Il primo in un’autofficina a Sacrofano che era diventata il crocevia di semplici clienti ma che veniva usata anche per lo svolgimento delle riunioni tra sodali. Il secondo covo, invece, era un solarium alla Borghesiana che fungeva sia da base logistica del gruppo che da supermercato dove grandi pusher acquistavano la merce per poi rivenderla nelle proprie rispettive piazze. Un fiume di droga che Vitalone, come ricostruito dai magistrati capitolini, si assicurava ricorrendo a diversi canali di distribuzione internazionale che attivava in caso di bisogno. In un’occasione in cui lo stupefacente scarseggiava, l’uomo muoveva i suoi canali e grazie a un ex della Mala del Brenta riusciva a negoziare l’acquisto di 20 chili di cocaina purissima proveniente dalla Colombia.
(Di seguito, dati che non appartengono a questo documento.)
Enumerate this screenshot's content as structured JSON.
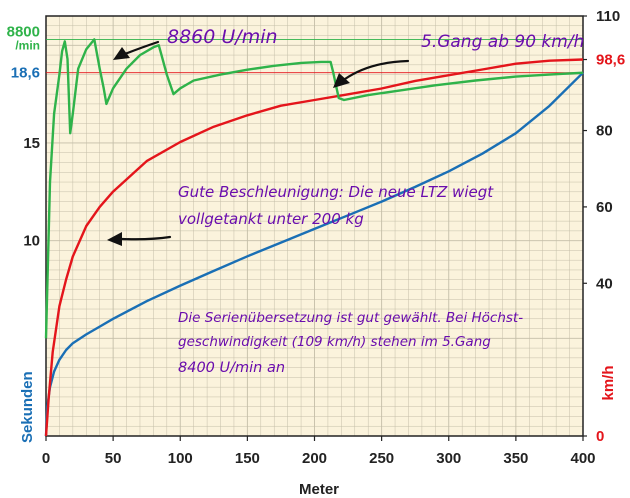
{
  "chart_data": {
    "type": "line",
    "xlabel": "Meter",
    "ylabel_left": "Sekunden",
    "ylabel_right": "km/h",
    "xlim": [
      0,
      400
    ],
    "ylim_left_seconds": [
      0,
      21.5
    ],
    "ylim_right_kmh": [
      0,
      110
    ],
    "x_ticks": [
      "0",
      "50",
      "100",
      "150",
      "200",
      "250",
      "300",
      "350",
      "400"
    ],
    "left_ticks": [
      {
        "label": "10",
        "value": 10
      },
      {
        "label": "15",
        "value": 15
      },
      {
        "label": "18,6",
        "value": 18.6
      },
      {
        "label": "8800\n/min",
        "value": 20.3
      }
    ],
    "right_ticks": [
      {
        "label": "0",
        "value": 0
      },
      {
        "label": "40",
        "value": 40
      },
      {
        "label": "60",
        "value": 60
      },
      {
        "label": "80",
        "value": 80
      },
      {
        "label": "98,6",
        "value": 98.6
      },
      {
        "label": "110",
        "value": 110
      }
    ],
    "grid": true,
    "colors": {
      "plot_background": "#fbf3dc",
      "grid": "#c4bea8",
      "time": "#1a6fb5",
      "speed": "#e4151b",
      "rpm": "#2fb34a",
      "annotation": "#6a0dad"
    },
    "series": [
      {
        "key": "time",
        "axis": "left",
        "points": [
          [
            0,
            0
          ],
          [
            1,
            1.5
          ],
          [
            3,
            2.5
          ],
          [
            6,
            3.3
          ],
          [
            10,
            3.9
          ],
          [
            15,
            4.4
          ],
          [
            20,
            4.75
          ],
          [
            30,
            5.2
          ],
          [
            40,
            5.6
          ],
          [
            50,
            6.0
          ],
          [
            75,
            6.9
          ],
          [
            100,
            7.7
          ],
          [
            125,
            8.45
          ],
          [
            150,
            9.2
          ],
          [
            175,
            9.9
          ],
          [
            200,
            10.6
          ],
          [
            225,
            11.3
          ],
          [
            250,
            12.0
          ],
          [
            275,
            12.75
          ],
          [
            300,
            13.55
          ],
          [
            325,
            14.45
          ],
          [
            350,
            15.5
          ],
          [
            375,
            16.9
          ],
          [
            400,
            18.6
          ]
        ]
      },
      {
        "key": "speed",
        "axis": "right",
        "points": [
          [
            0,
            0
          ],
          [
            2,
            10
          ],
          [
            5,
            22
          ],
          [
            10,
            34
          ],
          [
            15,
            41
          ],
          [
            20,
            47
          ],
          [
            30,
            55
          ],
          [
            40,
            60
          ],
          [
            50,
            64
          ],
          [
            75,
            72
          ],
          [
            100,
            77
          ],
          [
            125,
            81
          ],
          [
            150,
            84
          ],
          [
            175,
            86.5
          ],
          [
            200,
            88
          ],
          [
            225,
            89.5
          ],
          [
            250,
            91
          ],
          [
            275,
            93
          ],
          [
            300,
            94.5
          ],
          [
            325,
            96
          ],
          [
            350,
            97.5
          ],
          [
            375,
            98.3
          ],
          [
            400,
            98.6
          ]
        ]
      },
      {
        "key": "rpm",
        "axis": "left",
        "points": [
          [
            0,
            5
          ],
          [
            3,
            13
          ],
          [
            6,
            16.5
          ],
          [
            10,
            18.5
          ],
          [
            12,
            19.7
          ],
          [
            14,
            20.2
          ],
          [
            16,
            19.3
          ],
          [
            18,
            15.5
          ],
          [
            20,
            16.5
          ],
          [
            24,
            18.8
          ],
          [
            30,
            19.8
          ],
          [
            36,
            20.3
          ],
          [
            40,
            18.8
          ],
          [
            43,
            17.8
          ],
          [
            45,
            17.0
          ],
          [
            50,
            17.8
          ],
          [
            60,
            18.8
          ],
          [
            70,
            19.5
          ],
          [
            80,
            19.9
          ],
          [
            84,
            20.0
          ],
          [
            86,
            19.5
          ],
          [
            90,
            18.5
          ],
          [
            95,
            17.5
          ],
          [
            100,
            17.8
          ],
          [
            110,
            18.2
          ],
          [
            130,
            18.5
          ],
          [
            150,
            18.75
          ],
          [
            170,
            18.95
          ],
          [
            190,
            19.1
          ],
          [
            205,
            19.15
          ],
          [
            212,
            19.15
          ],
          [
            214,
            18.6
          ],
          [
            218,
            17.3
          ],
          [
            222,
            17.2
          ],
          [
            240,
            17.45
          ],
          [
            260,
            17.65
          ],
          [
            290,
            17.95
          ],
          [
            320,
            18.2
          ],
          [
            350,
            18.4
          ],
          [
            375,
            18.5
          ],
          [
            400,
            18.6
          ]
        ]
      }
    ],
    "annotations": {
      "rpm_peak": "8860 U/min",
      "gear": "5.Gang ab 90 km/h",
      "accel_line1": "Gute Beschleunigung: Die neue LTZ wiegt",
      "accel_line2": "vollgetankt unter 200 kg",
      "ratio_line1": "Die Serienübersetzung ist gut gewählt. Bei Höchst-",
      "ratio_line2": "geschwindigkeit (109 km/h) stehen im 5.Gang",
      "ratio_line3": "8400 U/min an"
    }
  }
}
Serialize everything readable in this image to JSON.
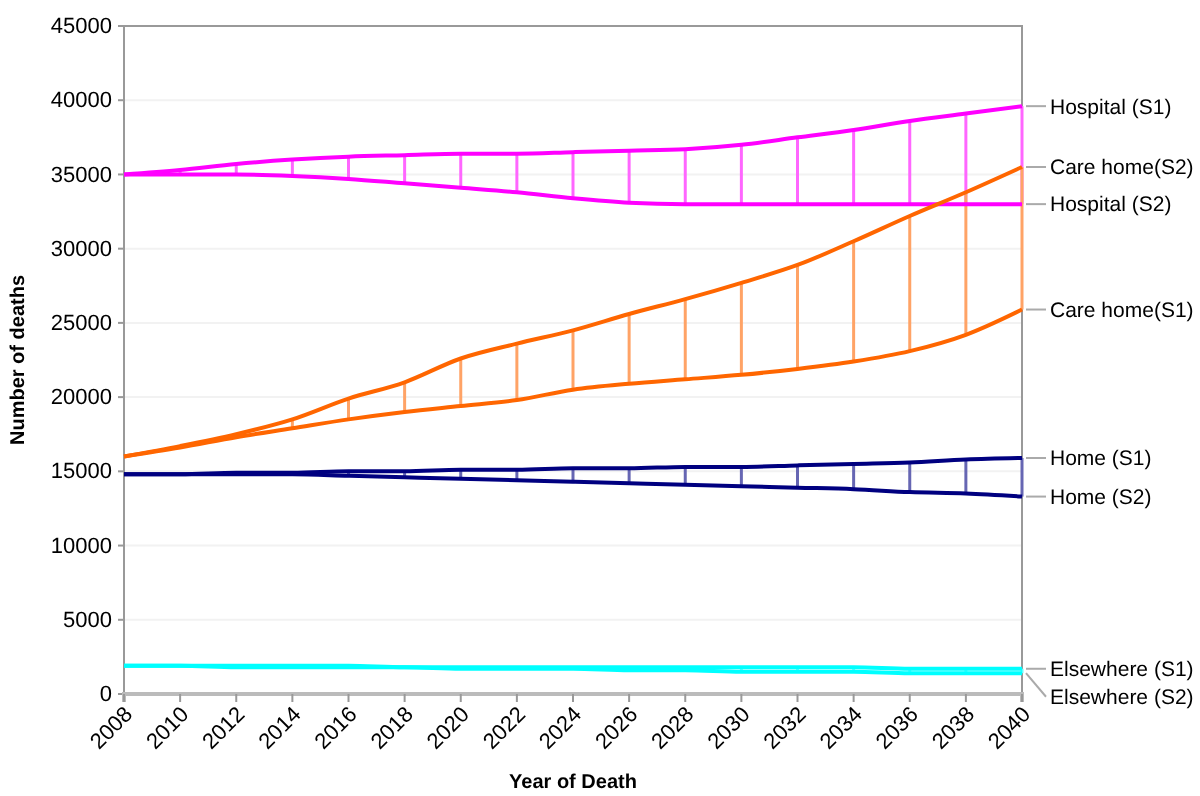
{
  "chart_data": {
    "type": "line",
    "xlabel": "Year of Death",
    "ylabel": "Number of deaths",
    "x": [
      2008,
      2010,
      2012,
      2014,
      2016,
      2018,
      2020,
      2022,
      2024,
      2026,
      2028,
      2030,
      2032,
      2034,
      2036,
      2038,
      2040
    ],
    "xlim": [
      2008,
      2040
    ],
    "xticks": [
      2008,
      2010,
      2012,
      2014,
      2016,
      2018,
      2020,
      2022,
      2024,
      2026,
      2028,
      2030,
      2032,
      2034,
      2036,
      2038,
      2040
    ],
    "ylim": [
      0,
      45000
    ],
    "yticks": [
      0,
      5000,
      10000,
      15000,
      20000,
      25000,
      30000,
      35000,
      40000,
      45000
    ],
    "grid": "y",
    "legend": false,
    "marker": "none",
    "line_style": "solid",
    "series": [
      {
        "name": "Hospital (S1)",
        "color": "#ff00ff",
        "values": [
          35000,
          35300,
          35700,
          36000,
          36200,
          36300,
          36400,
          36400,
          36500,
          36600,
          36700,
          37000,
          37500,
          38000,
          38600,
          39100,
          39600
        ]
      },
      {
        "name": "Hospital (S2)",
        "color": "#ff00ff",
        "values": [
          35000,
          35000,
          35000,
          34900,
          34700,
          34400,
          34100,
          33800,
          33400,
          33100,
          33000,
          33000,
          33000,
          33000,
          33000,
          33000,
          33000
        ]
      },
      {
        "name": "Care home(S2)",
        "color": "#ff6600",
        "values": [
          16000,
          16700,
          17500,
          18500,
          19900,
          21000,
          22600,
          23600,
          24500,
          25600,
          26600,
          27700,
          28900,
          30500,
          32200,
          33800,
          35500
        ]
      },
      {
        "name": "Care home(S1)",
        "color": "#ff6600",
        "values": [
          16000,
          16600,
          17300,
          17900,
          18500,
          19000,
          19400,
          19800,
          20500,
          20900,
          21200,
          21500,
          21900,
          22400,
          23100,
          24200,
          25900
        ]
      },
      {
        "name": "Home (S1)",
        "color": "#000080",
        "values": [
          14800,
          14800,
          14900,
          14900,
          15000,
          15000,
          15100,
          15100,
          15200,
          15200,
          15300,
          15300,
          15400,
          15500,
          15600,
          15800,
          15900
        ]
      },
      {
        "name": "Home (S2)",
        "color": "#000080",
        "values": [
          14800,
          14800,
          14800,
          14800,
          14700,
          14600,
          14500,
          14400,
          14300,
          14200,
          14100,
          14000,
          13900,
          13800,
          13600,
          13500,
          13300
        ]
      },
      {
        "name": "Elsewhere (S1)",
        "color": "#00ffff",
        "values": [
          1900,
          1900,
          1900,
          1900,
          1900,
          1800,
          1800,
          1800,
          1800,
          1800,
          1800,
          1800,
          1800,
          1800,
          1700,
          1700,
          1700
        ]
      },
      {
        "name": "Elsewhere (S2)",
        "color": "#00ffff",
        "values": [
          1900,
          1900,
          1800,
          1800,
          1800,
          1800,
          1700,
          1700,
          1700,
          1600,
          1600,
          1500,
          1500,
          1500,
          1400,
          1400,
          1400
        ]
      }
    ]
  }
}
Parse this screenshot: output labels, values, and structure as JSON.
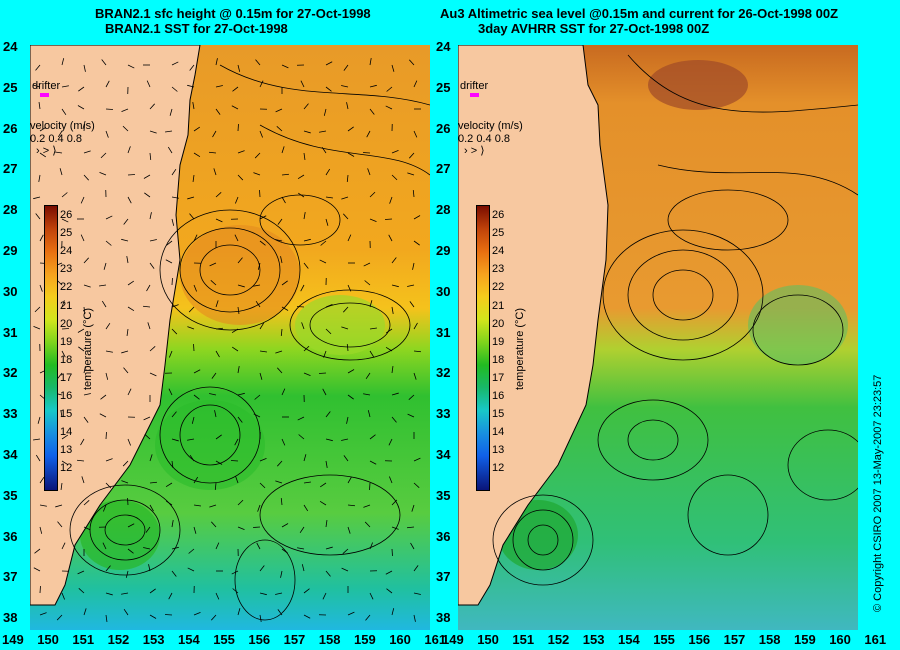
{
  "left_title_1": "BRAN2.1 sfc height @ 0.15m for 27-Oct-1998",
  "left_title_2": "BRAN2.1 SST for 27-Oct-1998",
  "right_title_1": "Au3 Altimetric sea level  @0.15m and current for 26-Oct-1998 00Z",
  "right_title_2": "3day AVHRR SST for 27-Oct-1998 00Z",
  "lat_ticks": [
    "24",
    "25",
    "26",
    "27",
    "28",
    "29",
    "30",
    "31",
    "32",
    "33",
    "34",
    "35",
    "36",
    "37",
    "38"
  ],
  "lon_ticks": [
    "149",
    "150",
    "151",
    "152",
    "153",
    "154",
    "155",
    "156",
    "157",
    "158",
    "159",
    "160",
    "161"
  ],
  "drifter_label": "drifter",
  "velocity_label": "velocity (m/s)",
  "velocity_scale": "0.2 0.4 0.8",
  "colorbar_title": "temperature (°C)",
  "colorbar_ticks": [
    "26",
    "25",
    "24",
    "23",
    "22",
    "21",
    "20",
    "19",
    "18",
    "17",
    "16",
    "15",
    "14",
    "13",
    "12"
  ],
  "copyright": "© Copyright CSIRO 2007    13-May-2007 23:23:57",
  "colors": {
    "land": "#f7c8a0",
    "background": "#00ffff",
    "drifter": "#ff00ff"
  }
}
Sebbene l’uomo vantava canali preferenziali con i narcos sudamericani, non disdegnava anche l’uso di canali nazionali. In un altro episodio, Vitalone ha gestito anche la cessione di 10 chili di marijuana, fornita dal nipote di Ntoni Gambazza ritenuto il capo della cosca calabrese dei Pelle di San Luca, e la trattativa per l’acquisto di 1.5 chili di hashish da cedere ad acquirenti già individuati nella zona di Roma nord. Affari che il gruppo era pronto a difendere con le unghie e con i denti tanto che, durante le indagini, i carabinieri hanno sequestrato un arsenale da guerra tra cui spiccano una pistola revolver e un fucile mitragliatore con due caricatori.
Metodi violenti che il sodalizio non lesinava ad usare come quando viene affrontato duramente un trafficante calabrese per via di una mancata fornitura di stupefacente già pagata 116mila euro. Per convincerlo a riavere indietro il denaro, cosa che sarebbe effettivamente avvenuta, il gruppo prima lo minacciava di morte e dopo pestava un suo uomo fidato.